Il rapporto Istat sui giovani in Italia Sono sempre meno, fuggono all'estero e stanno più a lungo in famiglia
Secondo i dati del Rapporto Annuale 2019 Istat, riguardo al fenomeno delle migrazioni interne, si osserva un sistematico deflusso di giovani italiani dai 20 ai 34 anni con livello di istruzione medio-alto dalle regioni del Mezzogiorno verso il Centro-nord (circa 250 mila durante il decennio).
Il saldo migratorio con l’estero degli italiani mostra contestualmente valori negativi, con una perdita netta nell’ordine di 420 mila residenti nello stesso arco temporale. Circa la metà di questa perdita è costituita da giovani dai 20 ai 34 anni e, tra essi, due su tre sono in possesso di un livello di istruzione medio-alto. I principali paesi di destinazione di questo «brain drain» («fuga di cervelli») sono il Regno Unito e la Germania.
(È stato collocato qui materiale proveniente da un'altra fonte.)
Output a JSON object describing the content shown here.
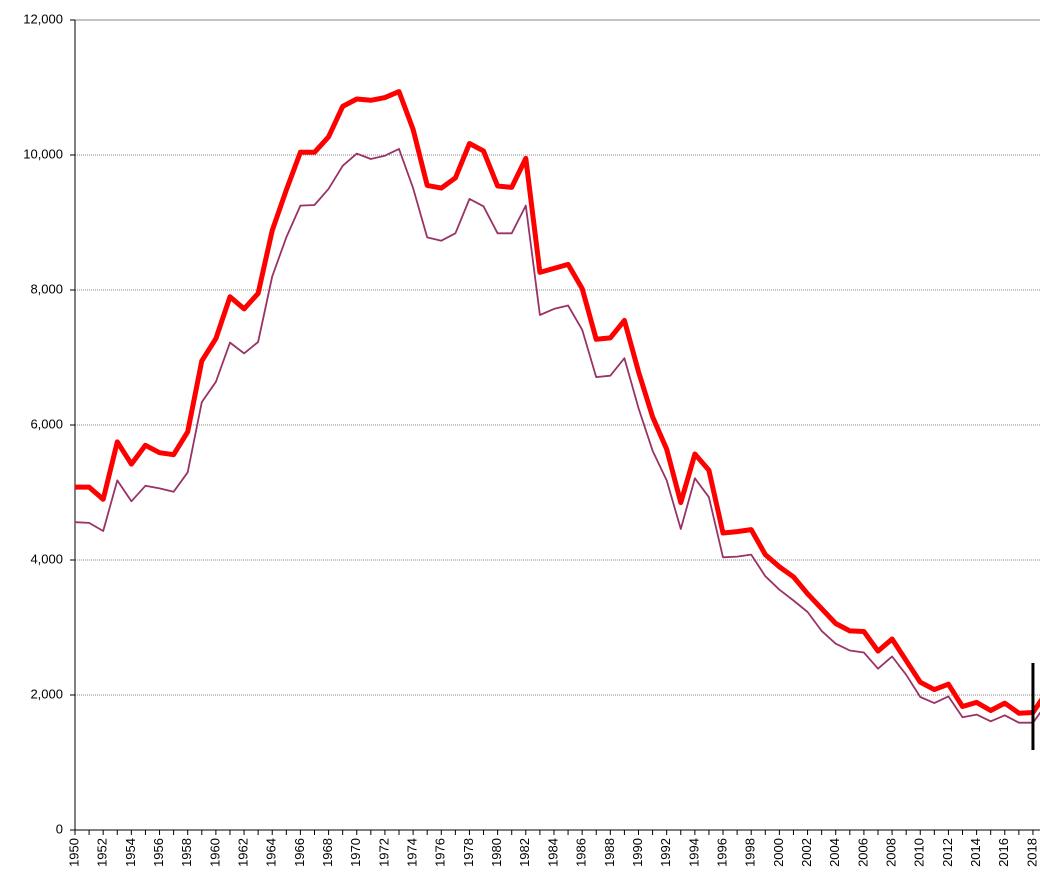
{
  "chart_data": {
    "type": "line",
    "x": [
      1950,
      1951,
      1952,
      1953,
      1954,
      1955,
      1956,
      1957,
      1958,
      1959,
      1960,
      1961,
      1962,
      1963,
      1964,
      1965,
      1966,
      1967,
      1968,
      1969,
      1970,
      1971,
      1972,
      1973,
      1974,
      1975,
      1976,
      1977,
      1978,
      1979,
      1980,
      1981,
      1982,
      1983,
      1984,
      1985,
      1986,
      1987,
      1988,
      1989,
      1990,
      1991,
      1992,
      1993,
      1994,
      1995,
      1996,
      1997,
      1998,
      1999,
      2000,
      2001,
      2002,
      2003,
      2004,
      2005,
      2006,
      2007,
      2008,
      2009,
      2010,
      2011,
      2012,
      2013,
      2014,
      2015,
      2016,
      2017,
      2018,
      2019
    ],
    "series": [
      {
        "color": "#993366",
        "width": 1.8,
        "values": [
          4560,
          4550,
          4430,
          5180,
          4870,
          5100,
          5060,
          5010,
          5300,
          6340,
          6640,
          7220,
          7060,
          7230,
          8200,
          8780,
          9250,
          9260,
          9500,
          9840,
          10020,
          9940,
          9990,
          10090,
          9510,
          8780,
          8730,
          8840,
          9350,
          9240,
          8840,
          8840,
          9250,
          7630,
          7720,
          7770,
          7410,
          6710,
          6730,
          6990,
          6250,
          5620,
          5180,
          4460,
          5210,
          4930,
          4040,
          4050,
          4080,
          3760,
          3560,
          3400,
          3230,
          2950,
          2760,
          2660,
          2630,
          2390,
          2570,
          2300,
          1970,
          1880,
          1980,
          1670,
          1710,
          1610,
          1700,
          1590,
          1590,
          1880
        ]
      },
      {
        "color": "#ff0000",
        "width": 5,
        "values": [
          5080,
          5080,
          4900,
          5750,
          5420,
          5700,
          5590,
          5560,
          5900,
          6950,
          7280,
          7900,
          7720,
          7950,
          8880,
          9480,
          10040,
          10040,
          10270,
          10720,
          10830,
          10810,
          10850,
          10940,
          10380,
          9550,
          9510,
          9660,
          10170,
          10060,
          9540,
          9520,
          9950,
          8260,
          8320,
          8380,
          8020,
          7270,
          7290,
          7550,
          6790,
          6120,
          5640,
          4850,
          5570,
          5330,
          4400,
          4420,
          4450,
          4080,
          3900,
          3750,
          3500,
          3280,
          3060,
          2950,
          2940,
          2650,
          2830,
          2510,
          2190,
          2080,
          2160,
          1830,
          1890,
          1770,
          1880,
          1730,
          1740,
          2050
        ]
      }
    ],
    "xlim": [
      1950,
      2018.5
    ],
    "xticks": [
      1950,
      1952,
      1954,
      1956,
      1958,
      1960,
      1962,
      1964,
      1966,
      1968,
      1970,
      1972,
      1974,
      1976,
      1978,
      1980,
      1982,
      1984,
      1986,
      1988,
      1990,
      1992,
      1994,
      1996,
      1998,
      2000,
      2002,
      2004,
      2006,
      2008,
      2010,
      2012,
      2014,
      2016,
      2018
    ],
    "ylim": [
      0,
      12000
    ],
    "yticks": [
      0,
      {
        "value": 2000,
        "label": "2,000"
      },
      {
        "value": 4000,
        "label": "4,000"
      },
      {
        "value": 6000,
        "label": "6,000"
      },
      {
        "value": 8000,
        "label": "8,000"
      },
      {
        "value": 10000,
        "label": "10,000"
      },
      {
        "value": 12000,
        "label": "12,000"
      }
    ],
    "grid": true
  }
}
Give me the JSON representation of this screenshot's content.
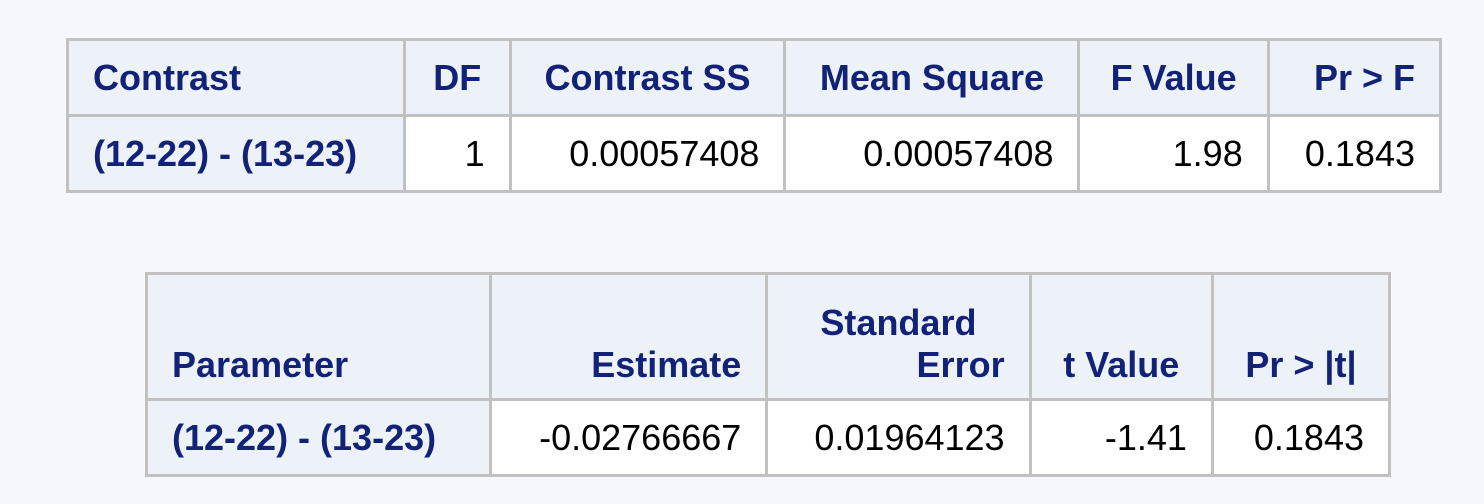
{
  "contrast_table": {
    "headers": [
      "Contrast",
      "DF",
      "Contrast SS",
      "Mean Square",
      "F Value",
      "Pr > F"
    ],
    "row": {
      "contrast": "(12-22) - (13-23)",
      "df": "1",
      "contrast_ss": "0.00057408",
      "mean_square": "0.00057408",
      "f_value": "1.98",
      "pr_f": "0.1843"
    }
  },
  "estimate_table": {
    "headers": {
      "parameter": "Parameter",
      "estimate": "Estimate",
      "std_error_line1": "Standard",
      "std_error_line2": "Error",
      "t_value": "t Value",
      "pr_t": "Pr > |t|"
    },
    "row": {
      "parameter": "(12-22) - (13-23)",
      "estimate": "-0.02766667",
      "std_error": "0.01964123",
      "t_value": "-1.41",
      "pr_t": "0.1843"
    }
  }
}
Il contrasto del declino demografico passa per la rimozione degli ostacoli che si frappongono alla realizzazione dei progetti di vita dei giovani.
Uscendo dalla famiglia di origine sempre più tardi, i giovani di oggi sperimentano percorsi esistenziali più frammentati rispetto alle precedenti generazioni, nei quali le tappe della transizione alla fase adulta della vita, a cominciare dal raggiungimento dell’autonomia e dell’indipendenza economica, si spostano in avanti. Al 1° gennaio 2018, i giovani dai 20 ai 34 anni sono 9 milioni e 630 mila, il 16% del totale della popolazione residente; rispetto a 10 anni prima sono diminuiti di circa 1 milione 230 mila unità (erano il 19% della popolazione al 1° gennaio 2008).
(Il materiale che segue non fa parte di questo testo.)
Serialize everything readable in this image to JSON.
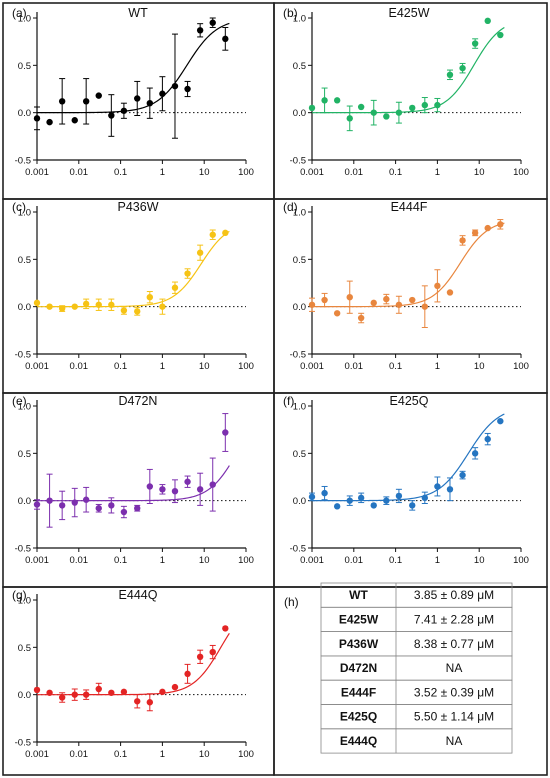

Più della metà dei 20-34enni (5,5 milioni) è tuttora celibe o nubile e vive con almeno un genitore. Fra il 2008 e il 2018 è aumentata la distanza fra giovani e adulti in termini di stabilità del lavoro: la quota di dipendenti a tempo indeterminato tra i primi è scesa dal 61,4% al 52,7, mentre quella degli over 35 è aumentata di 1,1 punti, attestandosi al 67,1%.
In parallelo va dato atto che l’innalzamento del livello medio di istruzione della popolazione si è tradotto in un ricambio generazionale degli occupati a favore di coorti sempre più istruite: tra il 2008 e il 2018 i laureati occupati aumentano di 1 milione 431 mila unità e il loro peso relativo (tra gli occupati) passa dal 17,1 al 23,1%.
Persistono forti disuguaglianze nelle condizioni di benessere, legate, oltre che al territorio, al livello di istruzione, al genere e alle generazioni. In particolare, i giovani appaiono fortemente penalizzati sul mercato del lavoro e più esposti alla povertà. L’incidenza di povertà assoluta è infatti particolarmente alta e ha registrato il maggiore incremento degli ultimi dieci anni per le persone fino a 17 anni e tra 18 e 34 anni (rispettivamente 8,9 e 6,4 punti percentuali in più del 2008). Infine, la tendenza a una minore partecipazione civica è più accentuata fra le giovani generazioni, sia guardando l’ultimo anno disponibile sia nell’orizzonte decennale.